Low turbidity sensors are often used in environments where high sensitivity and accuracy are required. Some of these applications include:

• Drinking Water and Wastewater Treatment: In drinking water and wastewater treatment plants, low turbidity sensors are used to monitor the concentration of suspended particles and contaminants in water to ensure that water quality meets relevant standards.
• Pharmaceutical industry: In the pharmaceutical process, low turbidity sensors are used to monitor tiny particles and impurities in pharmaceutical solutions or injections to ensure product quality and purity.
• Winemaking industry: In the winemaking process, low turbidity sensors are used to monitor the concentration of microorganisms and suspended particles in the fermentation broth to ensure the quality and stability of wine products.

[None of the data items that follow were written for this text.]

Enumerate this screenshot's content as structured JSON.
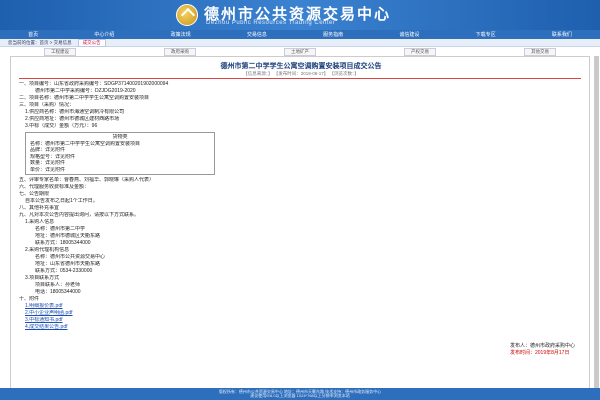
{
  "banner": {
    "title_cn": "德州市公共资源交易中心",
    "title_en": "Dezhou Public Resources Trading Center"
  },
  "nav": [
    "首页",
    "中心介绍",
    "政策法规",
    "交易信息",
    "服务指南",
    "诚信建设",
    "下载专区",
    "联系我们"
  ],
  "subnav": {
    "crumb": "您当前的位置：首页 > 交易信息",
    "tab": "成交公告"
  },
  "tabrow": [
    "工程建设",
    "政府采购",
    "土地矿产",
    "产权交易",
    "其他交易"
  ],
  "doc": {
    "title": "德州市第二中学学生公寓空调购置安装项目成交公告",
    "meta": "【信息来源：】 【发布时间：2019-08-17】 【浏览次数：】",
    "lines": [
      "一、项目编号：山东省政府采购编号：SDGP371400201902000094",
      "       德州市第二中学采购编号：DZJDG2019-2020",
      "二、项目名称：德州市第二中学学生公寓空调购置安装项目",
      "三、项目（采购）情况：",
      "1.供应商名称：德州市海通空调制冷有限公司",
      "2.供应商地址：德州市德城区建材西路市场",
      "3.中标（成交）金额（万元）：96"
    ],
    "box": {
      "head": "货物类",
      "rows": [
        "名称：德州市第二中学学生公寓空调购置安装项目",
        "品牌：详见附件",
        "规格型号：详见附件",
        "数量：详见附件",
        "单价：详见附件"
      ]
    },
    "lines2": [
      "五、评审专家名单：曹春燕、刘福华、郭晓琳（采购人代表）",
      "六、代理服务收费标准及金额：",
      "七、公告期限",
      "  自本公告发布之日起1个工作日。",
      "八、其他补充事宜",
      "九、凡对本次公告内容提出询问，请按以下方式联系。",
      "1.采购人信息",
      "  名称：德州市第二中学",
      "  地址：德州市德城区天衢东路",
      "  联系方式：18005344000",
      "2.采购代理机构信息",
      "  名称：德州市公共资源交易中心",
      "  地址：山东省德州市天衢东路",
      "  联系方式：0534-2330000",
      "3.项目联系方式",
      "  项目联系人：孙老师",
      "  电话：18005344000",
      "十、附件"
    ],
    "attachments": [
      "1.明细报价表.pdf",
      "2.中小企业声明函.pdf",
      "3.中标通知书.pdf",
      "4.成交结果公告.pdf"
    ],
    "sign": {
      "org": "发布人：德州市政府采购中心",
      "date": "发布时间：2019年8月17日"
    }
  },
  "footer": {
    "line1": "版权所有：德州市公共资源交易中心  地址：德州市天衢东路  技术支持：德州市政务服务中心",
    "line2": "建议使用IE8.0以上浏览器  1024*768以上分辨率浏览本站"
  },
  "colors": {
    "brand": "#2d6fbd",
    "title": "#1a3e7a",
    "rule": "#dd4444"
  }
}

• Food Processing: During food processing, low turbidity sensors are used to monitor the concentration of suspended particles and impurities in food to ensure food safety and quality.
• Semiconductor Manufacturing: In the semiconductor manufacturing process, low turbidity sensors are used to monitor tiny particles and impurities in ultrapure water and chemical solutions to ensure the accuracy and stability of the chip manufacturing process.
• Biomedical Research: In biomedical research, low turbidity sensors are used to monitor the concentration and purity of cells, proteins, and other biomolecules in biological samples to support scientific experiments and diagnostic applications.